Indicator 1- Outcome: Students work effectively in groups.

Number and percent of librarians who observe students working in groups in the InfoPod area. Clicking on the statement presents the following text: No: An indicator should describe a change in participants. While students may appear to be working productively, a librarian really can’t observe just what they are doing and how effective it is. Starting your indicator with the participant will help you avoid this error.
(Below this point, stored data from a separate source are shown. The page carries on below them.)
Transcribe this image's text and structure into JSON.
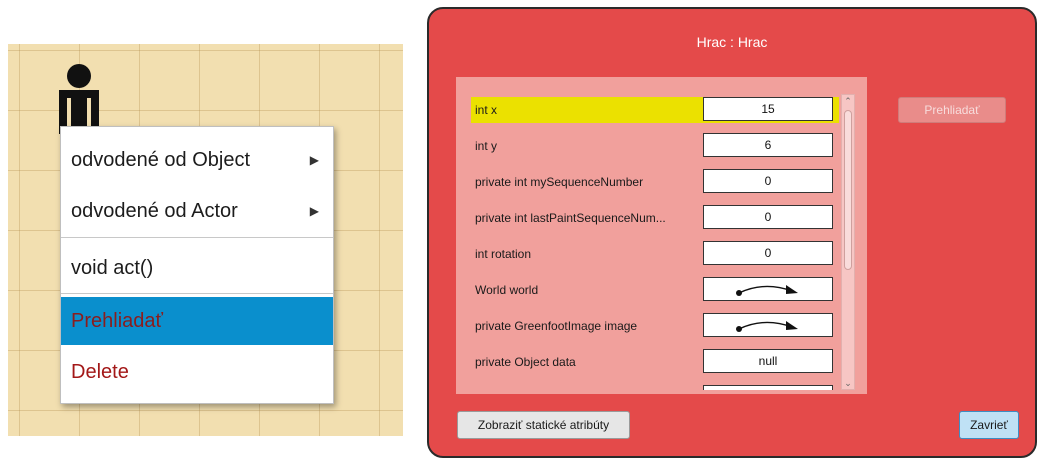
{
  "context_menu": {
    "items": [
      {
        "label": "odvodené od Object",
        "submenu": true
      },
      {
        "label": "odvodené od Actor",
        "submenu": true
      },
      {
        "label": "void act()",
        "submenu": false
      },
      {
        "label": "Prehliadať",
        "submenu": false,
        "selected": true
      },
      {
        "label": "Delete",
        "submenu": false
      }
    ],
    "submenu_glyph": "▶"
  },
  "actor": {
    "icon": "person-icon"
  },
  "inspector": {
    "title": "Hrac : Hrac",
    "fields": [
      {
        "name": "int x",
        "value": "15",
        "selected": true
      },
      {
        "name": "int y",
        "value": "6"
      },
      {
        "name": "private int mySequenceNumber",
        "value": "0"
      },
      {
        "name": "private int lastPaintSequenceNum...",
        "value": "0"
      },
      {
        "name": "int rotation",
        "value": "0"
      },
      {
        "name": "World world",
        "value": null,
        "reference": true
      },
      {
        "name": "private GreenfootImage image",
        "value": null,
        "reference": true
      },
      {
        "name": "private Object data",
        "value": "null"
      }
    ],
    "inspect_button": "Prehliadať",
    "static_button": "Zobraziť statické atribúty",
    "close_button": "Zavrieť",
    "scroll_up_glyph": "⌃",
    "scroll_down_glyph": "⌄"
  },
  "colors": {
    "window_bg": "#e44a4a",
    "panel_bg": "#f1a09c",
    "selected_field": "#ebe100",
    "menu_selected": "#0a8fcd"
  }
}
Number and percent of students in Infopod groups who score 3 or higher (scale 1-5) on the group participation assessment rubric. Clicking on the statement presents the following text: Yes, An existing measure such as a teacher’s grade of group effectiveness can target an outcome precisely

Indicator 2 – Outcome: Students create information-rich products

Number and percent of Infopod students whose group projects include high-quality information resources as demonstrated by bibliographies from Infopod-using student projects achieving 3 or higher on information-quality rubric. Clicking on the statement presents the following text: Yes, this indicator gauges mastery by using the instructor’s assessment. Notice that for this informal check of effectiveness, a comparison to non-Infopod users is not necessary. What constitutes success is that Infopods help students master a skill. What do you think a reasonable target would be for this indicator?

Number of footnotes & percent of pages with footnotes in papers of Infopod users compared to the same in papers of non-Infopod users. Clicking on the statement presents the following text: Not really. It’s true this indicator includes a comparison of Infopod users and non-users which is nice but not mandatory. But the indicator is a count, not an assessment of whether the students have mastered a skill.

This page only contains the longdescriptions from the "indicators" examples on the "Check your understanding: Whitney Library" example page.